2. I’ve heard people ask whether athletes enjoy their food. And this also brings home that pleasure in food is not one thing. Athletes are really hungry. I suspect that their pleasure has as much to do with satisfying that hunger as it does with the kind of fine discernment and even picky eating that is associated with gastronomy. I don’t think they’d find a nine-course tasting menu prepared by Ferran Adría particularly pleasurable.
It’s not the same situation but I remember asking an elderly Mexican why the food stands at a particular truck stop were so popular. I expected him to say something like, the women prepare a great menudo, or the tacos are delicious. What he actually replied was “Se llena mucho.” You get really full. I realized that most of his life the greatest pleasure he derived from food (and it didn’t happen that often) was having a full belly.
3. Athletes have to eat A LOT. This is time-consuming and it could be difficult to digest if it were full of whole grains, fruits and vegetables.
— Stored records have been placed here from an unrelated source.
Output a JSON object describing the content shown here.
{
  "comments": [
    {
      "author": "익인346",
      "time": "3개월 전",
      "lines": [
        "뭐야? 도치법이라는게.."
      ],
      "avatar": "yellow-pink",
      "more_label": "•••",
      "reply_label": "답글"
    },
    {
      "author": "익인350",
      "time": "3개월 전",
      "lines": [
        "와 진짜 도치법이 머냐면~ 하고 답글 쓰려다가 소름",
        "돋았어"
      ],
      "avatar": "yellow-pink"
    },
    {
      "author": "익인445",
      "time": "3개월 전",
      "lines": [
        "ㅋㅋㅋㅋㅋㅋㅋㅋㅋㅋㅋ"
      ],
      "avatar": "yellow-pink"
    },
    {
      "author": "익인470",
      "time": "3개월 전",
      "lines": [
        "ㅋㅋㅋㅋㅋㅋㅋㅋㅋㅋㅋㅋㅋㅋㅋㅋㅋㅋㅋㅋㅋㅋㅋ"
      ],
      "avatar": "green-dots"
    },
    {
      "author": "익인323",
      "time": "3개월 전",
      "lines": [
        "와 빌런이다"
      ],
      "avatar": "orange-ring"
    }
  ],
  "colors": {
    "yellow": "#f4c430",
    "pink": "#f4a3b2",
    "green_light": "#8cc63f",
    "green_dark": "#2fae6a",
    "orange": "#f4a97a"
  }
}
Very roughly to get about 3000 cals a day (perhaps a third of what these athletes are consuming), if you eat bread alone you need 4-1/2 lbs, if you eat fruits and vegetables alone you need nearly 30 lbs.
- Wheat to Iran and Chicken Sets: Interesting Articles from the WSJ
- A Wonderful Rainy Season–but no Internet
At the semi-pro, pro or elite level, athletes also eat to fit the physique demands of their sport, not just the physical demands. A sprinter versus a shot put thrower, a sprinter versus marathon runner, a swimmer versus a gymnast, judo master versus sumo wrestler, weight lifter versus body builder, and so on.
THX, Ji-young, for this observation about body types. Here is a link to a NYT article related to this topic.
http://www.nytimes.com/2008/08/20/sports/olympics/20bodies.html?_r=1&scp=1&sq=atypical%20athlete&st=cse&oref=slogin
Rachel’s third point fascinated me. As a recreational skier and swimmer (I’ve taught both sports at beginner and intermediate levels) I’ve watched both the record and the average times come down since the 1960s. Common wisdom notes that there is a correlation between this drop and the increase in both duration and intensity of training is the sports. It never occurred to me that the longer/harder training was possible because of new ways of preparing and delivering the necessary nutrients to the individual athlete’s systems.
Ji-Young and Kay, This whole business of feeding athletes is new to me and unexpectedly fascinating. You would think there would be some spillover from this literature to the whole popular literature on diet and health. Maybe there is some in magazines like Men’s Health. But in newspapers (that NY Times article being an exception) and women’s magazines there seems to be none. I wonder why.
The nutrition idea is just speculation on my part Kay but I’m sure someone who knows more about this has written a serious article on the subject.